XpertHR principal employment law editor Stephen Simpson said: “This unpleasant case is as good an example as you will see of the inherent unfairness of zero hours contracts.

“Whatever amendments to the fringes of the legislation are made, for example banning exclusivity clauses, it is simply a very difficult thing for a worker on a zero hours contract to complain to their employer, even if the complaints are genuine and of a very serious nature. That’s particularly the case where the alleged wrongdoing is committed by the line manager who sets the worker’s hours.”

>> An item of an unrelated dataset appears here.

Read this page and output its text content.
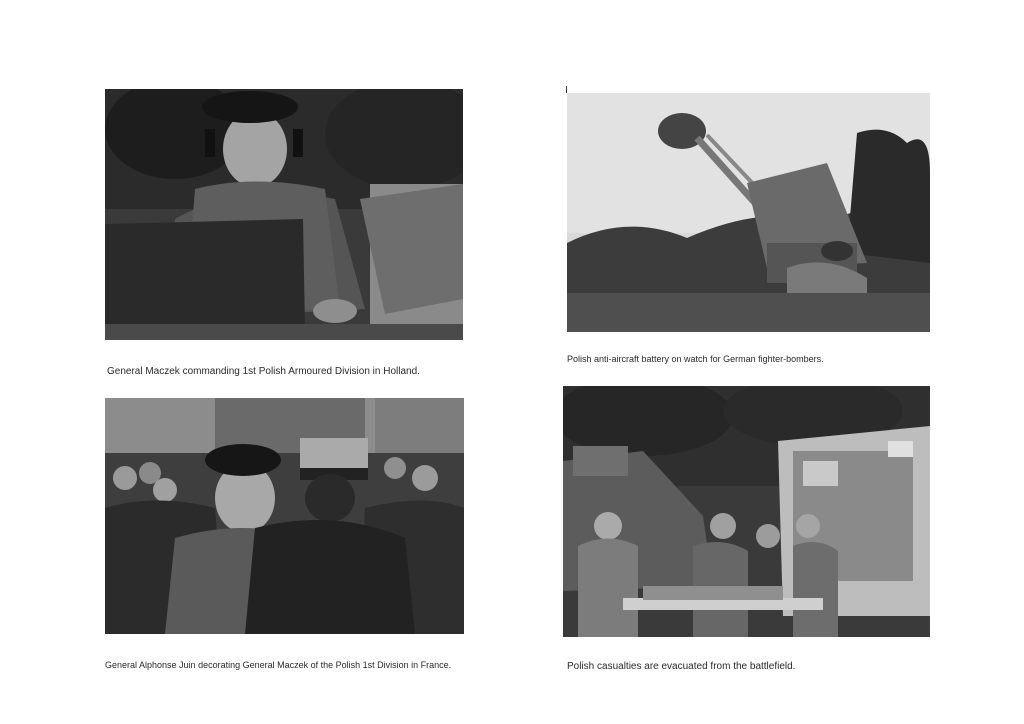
General Maczek commanding 1st Polish Armoured Division in Holland.
Polish anti-aircraft battery on watch for German fighter-bombers.
General Alphonse Juin decorating General Maczek of the Polish 1st Division in France.	Polish casualties are evacuated from the battlefield.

Simpson advised: “The meaning of ‘worker’ in the Equality Act 2010 is wide enough to cover workers on zero hours contracts and so they are protected against discrimination.

“Employers should make sure that their line managers treat complaints of discrimination by a zero hours contract worker as they would those made by any other worker, to avoid discrimination claims, and the potentially unlimited tribunal awards that these can entail.”

More details of the flaws in the employer’s investigation into the zero hours contract worker’s complaints and the tribunal’s severe criticism of the employer’s inaction are available on XpertHR.

3 Responses to Sexual harassment claim highlights zero hours workers’ vulnerability

  1. Jude P 15 Apr 2015 at 3:59 pm #

    “Employers should make sure that their line managers treat complaints of discrimination by a zero hours contract worker as they would those made by any other worker, to avoid discrimination claims, and the potentially unlimited tribunal awards that these can entail.”
    I don’t understand this advice from the employer lawyer! This claim was not about discrimination, but about sexual harassment. Why would treating claims from employees on zero hours contracts in the same way as for workers on any other type of contract help the organisation to AVOID discrimination claims????

    • Frank 23 Apr 2015 at 12:32 pm #

      The term “discrimination” is relevant here because complaints about bullying or harassment can only be heard by a tribunal if there is an element of discrimination involved, or if a constructive dismissal complaint can be made (which does not apply in this case as it involved a worker, not an employee). Where the harassment is of a sexual nature, the complaint to a tribunal must be made under the heading of sex discrimination.

  2. Michael Carty 16 Apr 2015 at 12:05 pm #

    Powerful words on “the inherent unfairness of zero hours contracts,” there, Stephen.